ドキュメントの作成や変更ストリームの待機などのデータベース操作を処理する MongoDB ラッパークラスを作成することから始めます。

from pymongo import MongoClient
from pymongo.errors import PyMongoError
from typing import Dict, Any
import threading
import yaml

class MongoDatabase:
    # Same code as before #

    def process_invoice(self, invoice_document: Dict[str, Any]):
        """Process the invoice by extracting data and updating the document in MongoDB."""
        try:
            # Simulate extracting information from the invoice image
            extracted_data = extract_invoice_data(invoice_document["invoice_image_base64"])
            invoice_uuid = invoice_document["_id"]

            # Update the invoice document with the extracted data
            self.update_document_by_id(invoice_uuid, {"invoice_info": extracted_data, "status": "extracted"})
            print(f"Processed and updated invoice: {invoice_uuid}")
        except Exception as e:
            print(f"Error processing invoice: {str(e)}")
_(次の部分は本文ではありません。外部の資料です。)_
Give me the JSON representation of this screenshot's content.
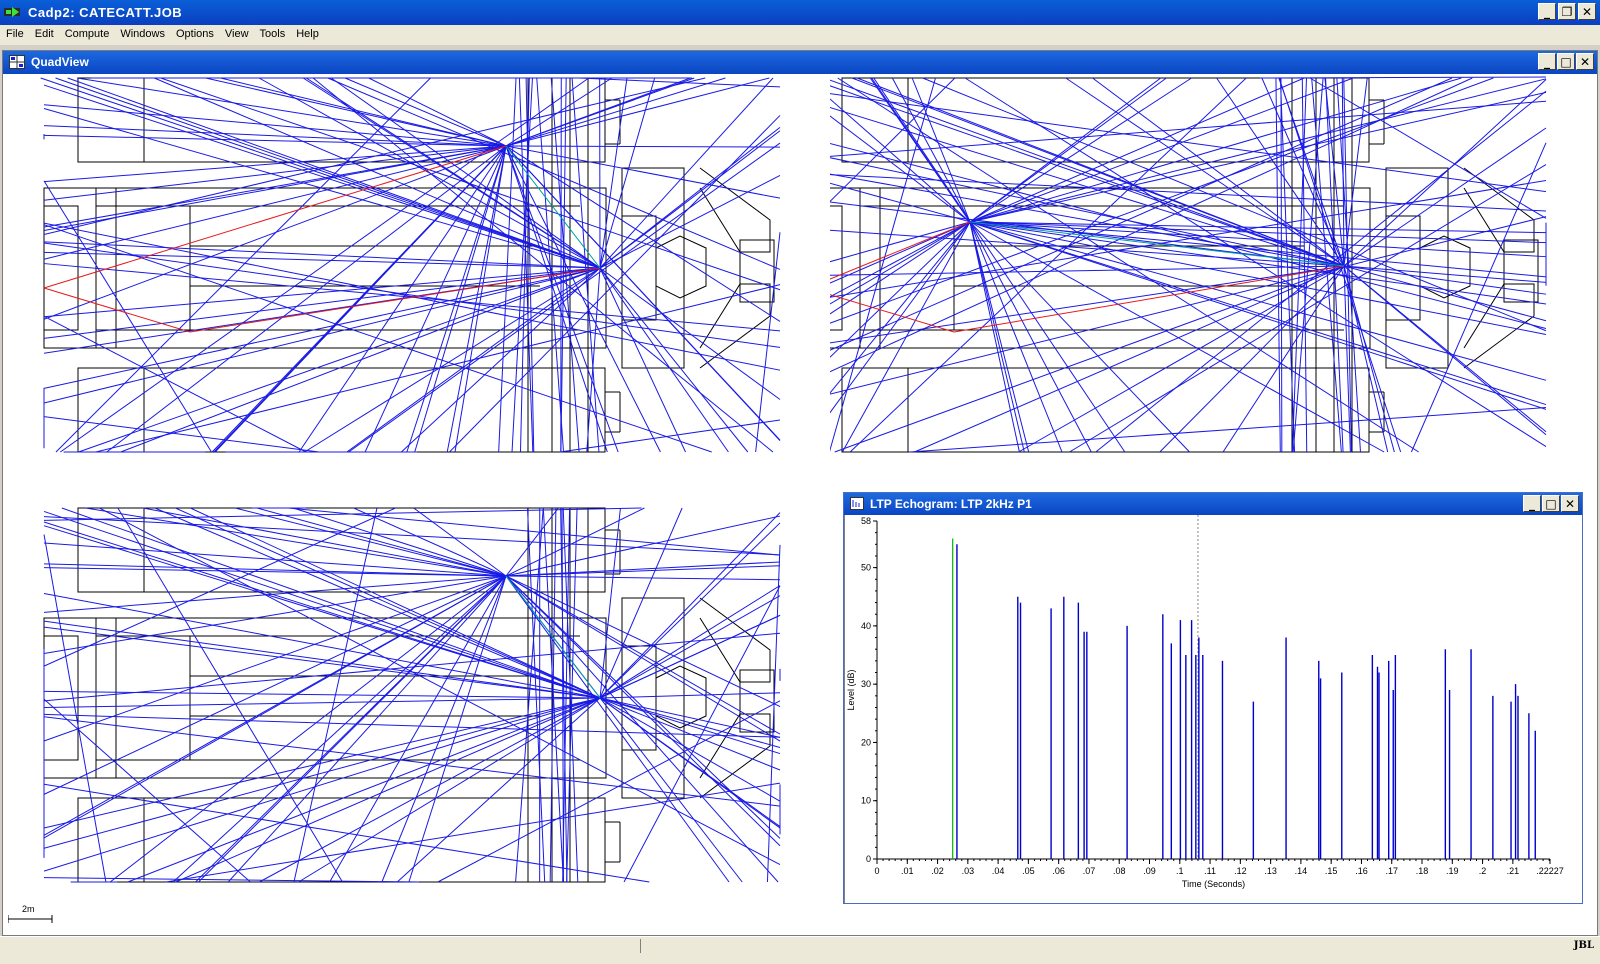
{
  "app": {
    "title": "Cadp2:  CATECATT.JOB",
    "window_buttons": {
      "minimize": "_",
      "restore": "❐",
      "close": "✕"
    }
  },
  "menu": [
    "File",
    "Edit",
    "Compute",
    "Windows",
    "Options",
    "View",
    "Tools",
    "Help"
  ],
  "quadview": {
    "title": "QuadView",
    "buttons": {
      "minimize": "_",
      "maximize": "□",
      "close": "✕"
    }
  },
  "echogram": {
    "title": "LTP Echogram: LTP 2kHz P1",
    "buttons": {
      "minimize": "_",
      "maximize": "□",
      "close": "✕"
    }
  },
  "scale_bar": {
    "label": "2m"
  },
  "status": {
    "brand": "JBL"
  },
  "colors": {
    "ray": "#1a1ae6",
    "direct_ray": "#e61a1a",
    "direct_echo": "#00b400",
    "title_blue": "#0a4fcf"
  },
  "chart_data": {
    "type": "bar",
    "title": "",
    "xlabel": "Time (Seconds)",
    "ylabel": "Level (dB)",
    "xlim": [
      0,
      0.22227
    ],
    "ylim": [
      0,
      58
    ],
    "x_ticks": [
      "0",
      ".01",
      ".02",
      ".03",
      ".04",
      ".05",
      ".06",
      ".07",
      ".08",
      ".09",
      ".1",
      ".11",
      ".12",
      ".13",
      ".14",
      ".15",
      ".16",
      ".17",
      ".18",
      ".19",
      ".2",
      ".21",
      ".22227"
    ],
    "y_ticks": [
      "0",
      "10",
      "20",
      "30",
      "40",
      "50",
      "58"
    ],
    "marker_time": 0.106,
    "direct": {
      "x": 0.025,
      "y": 55
    },
    "series": [
      {
        "values": [
          {
            "x": 0.0264,
            "y": 54
          },
          {
            "x": 0.0465,
            "y": 45
          },
          {
            "x": 0.0474,
            "y": 44
          },
          {
            "x": 0.0575,
            "y": 43
          },
          {
            "x": 0.0617,
            "y": 45
          },
          {
            "x": 0.0665,
            "y": 44
          },
          {
            "x": 0.0684,
            "y": 39
          },
          {
            "x": 0.0693,
            "y": 39
          },
          {
            "x": 0.0826,
            "y": 40
          },
          {
            "x": 0.0944,
            "y": 42
          },
          {
            "x": 0.0972,
            "y": 37
          },
          {
            "x": 0.1002,
            "y": 41
          },
          {
            "x": 0.102,
            "y": 35
          },
          {
            "x": 0.1039,
            "y": 41
          },
          {
            "x": 0.1053,
            "y": 35
          },
          {
            "x": 0.1063,
            "y": 38
          },
          {
            "x": 0.1076,
            "y": 35
          },
          {
            "x": 0.1141,
            "y": 34
          },
          {
            "x": 0.1243,
            "y": 27
          },
          {
            "x": 0.1351,
            "y": 38
          },
          {
            "x": 0.1459,
            "y": 34
          },
          {
            "x": 0.1465,
            "y": 31
          },
          {
            "x": 0.1535,
            "y": 32
          },
          {
            "x": 0.1636,
            "y": 35
          },
          {
            "x": 0.1653,
            "y": 33
          },
          {
            "x": 0.1658,
            "y": 32
          },
          {
            "x": 0.169,
            "y": 34
          },
          {
            "x": 0.1705,
            "y": 29
          },
          {
            "x": 0.1712,
            "y": 35
          },
          {
            "x": 0.1877,
            "y": 36
          },
          {
            "x": 0.1891,
            "y": 29
          },
          {
            "x": 0.1962,
            "y": 36
          },
          {
            "x": 0.2034,
            "y": 28
          },
          {
            "x": 0.2094,
            "y": 27
          },
          {
            "x": 0.2109,
            "y": 30
          },
          {
            "x": 0.2117,
            "y": 28
          },
          {
            "x": 0.2153,
            "y": 25
          },
          {
            "x": 0.2174,
            "y": 22
          }
        ]
      }
    ]
  }
}
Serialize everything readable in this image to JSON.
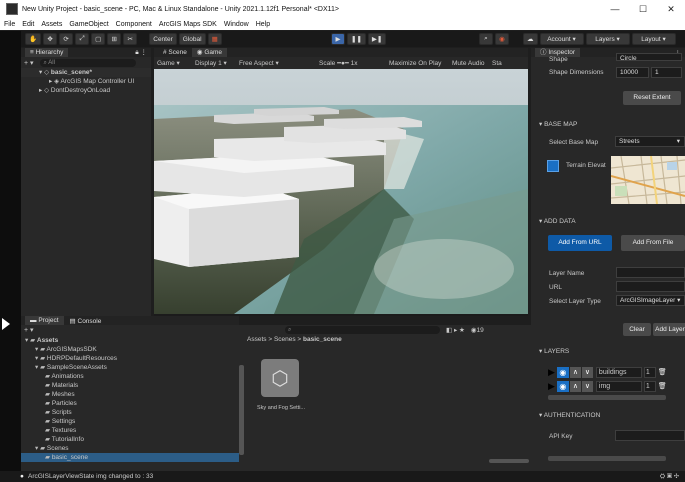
{
  "window": {
    "title": "New Unity Project - basic_scene - PC, Mac & Linux Standalone - Unity 2021.1.12f1 Personal* <DX11>",
    "min": "—",
    "max": "☐",
    "close": "✕"
  },
  "menu": [
    "File",
    "Edit",
    "Assets",
    "GameObject",
    "Component",
    "ArcGIS Maps SDK",
    "Window",
    "Help"
  ],
  "toolbar": {
    "center": "Center",
    "global": "Global",
    "account": "Account",
    "layers": "Layers",
    "layout": "Layout"
  },
  "hierarchy": {
    "tab": "Hierarchy",
    "search": "All",
    "items": [
      "basic_scene*",
      "ArcGIS Map Controller UI",
      "DontDestroyOnLoad"
    ]
  },
  "viewtabs": {
    "scene": "Scene",
    "game": "Game"
  },
  "gamebar": {
    "mode": "Game",
    "display": "Display 1",
    "aspect": "Free Aspect",
    "scale_label": "Scale",
    "scale_value": "1x",
    "maximize": "Maximize On Play",
    "mute": "Mute Audio",
    "stats": "Sta"
  },
  "project": {
    "tab_project": "Project",
    "tab_console": "Console",
    "tree": [
      {
        "label": "Assets",
        "indent": 0,
        "bold": true
      },
      {
        "label": "ArcGISMapsSDK",
        "indent": 1
      },
      {
        "label": "HDRPDefaultResources",
        "indent": 1
      },
      {
        "label": "SampleSceneAssets",
        "indent": 1
      },
      {
        "label": "Animations",
        "indent": 2
      },
      {
        "label": "Materials",
        "indent": 2
      },
      {
        "label": "Meshes",
        "indent": 2
      },
      {
        "label": "Particles",
        "indent": 2
      },
      {
        "label": "Scripts",
        "indent": 2
      },
      {
        "label": "Settings",
        "indent": 2
      },
      {
        "label": "Textures",
        "indent": 2
      },
      {
        "label": "TutorialInfo",
        "indent": 2
      },
      {
        "label": "Scenes",
        "indent": 1
      },
      {
        "label": "basic_scene",
        "indent": 2
      }
    ],
    "breadcrumb": [
      "Assets",
      "Scenes",
      "basic_scene"
    ],
    "asset_label": "Sky and Fog Setti...",
    "count": "19"
  },
  "inspector": {
    "tab": "Inspector",
    "shape_label": "Shape",
    "shape_value": "Circle",
    "dims_label": "Shape Dimensions",
    "dim1": "10000",
    "dim2": "1",
    "reset_extent": "Reset Extent",
    "basemap_section": "BASE MAP",
    "select_basemap_label": "Select Base Map",
    "basemap_value": "Streets",
    "terrain_label": "Terrain Elevat",
    "add_data_section": "ADD DATA",
    "add_from_url": "Add From URL",
    "add_from_file": "Add From File",
    "layer_name_label": "Layer Name",
    "url_label": "URL",
    "layer_type_label": "Select Layer Type",
    "layer_type_value": "ArcGISImageLayer",
    "clear": "Clear",
    "add_layer": "Add Layer",
    "layers_section": "LAYERS",
    "layers": [
      {
        "name": "buildings",
        "opacity": "1"
      },
      {
        "name": "img",
        "opacity": "1"
      }
    ],
    "auth_section": "AUTHENTICATION",
    "api_key_label": "API Key"
  },
  "status": {
    "text": "ArcGISLayerViewState img changed to : 33"
  }
}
    def start_change_stream_listener(self):
        """Start listening to the change stream for the collection."""
        def listen():
            try:
                with self.collection.watch() as stream:
                    for change in stream:
                        if change['operationType'] == 'insert':
                            invoice_document = change['fullDocument']
                            print(f"New invoice detected: {invoice_document['_id']}")
                            self.process_invoice(invoice_document)
            except PyMongoError as e:
                print(f"Change stream error: {str(e)}")

        # Start the change stream listener in a separate thread
        listener_thread = threading.Thread(target=listen, daemon=True)
        listener_thread.start()

ログイン後にコピー

簡単にするために、MongoDatabase クラス内に process_invoice を追加します。でも、それは別の場所に置いておくべきです

アップロード API はオリジナルのものと同様である必要があります。

mongo_db = MongoDatabase(config_path='path_to_your_config.yaml')
mongo_db.start_change_stream_listener()

@app.post("/api/v1/invoices/upload")
async def upload_invoice(request: Request):
    try:
        # Parse JSON body
        body = await request.json() 
        # same code as before

ログイン後にコピー

フローの概要:

ユーザーが請求書をアップロード: ユーザーは API を通じて請求書をアップロードします。
MongoDB に保存: 請求書ドキュメントは MongoDB に保存されます。
MongoDB 変更ストリームがトリガーされました: MongoDB 変更ストリームは、新しいドキュメントの挿入を検出します。
請求書の処理: 変更ストリームは process_invoice 関数をトリガーし、請求書を処理し、抽出された情報で MongoDB 内のドキュメントを更新します。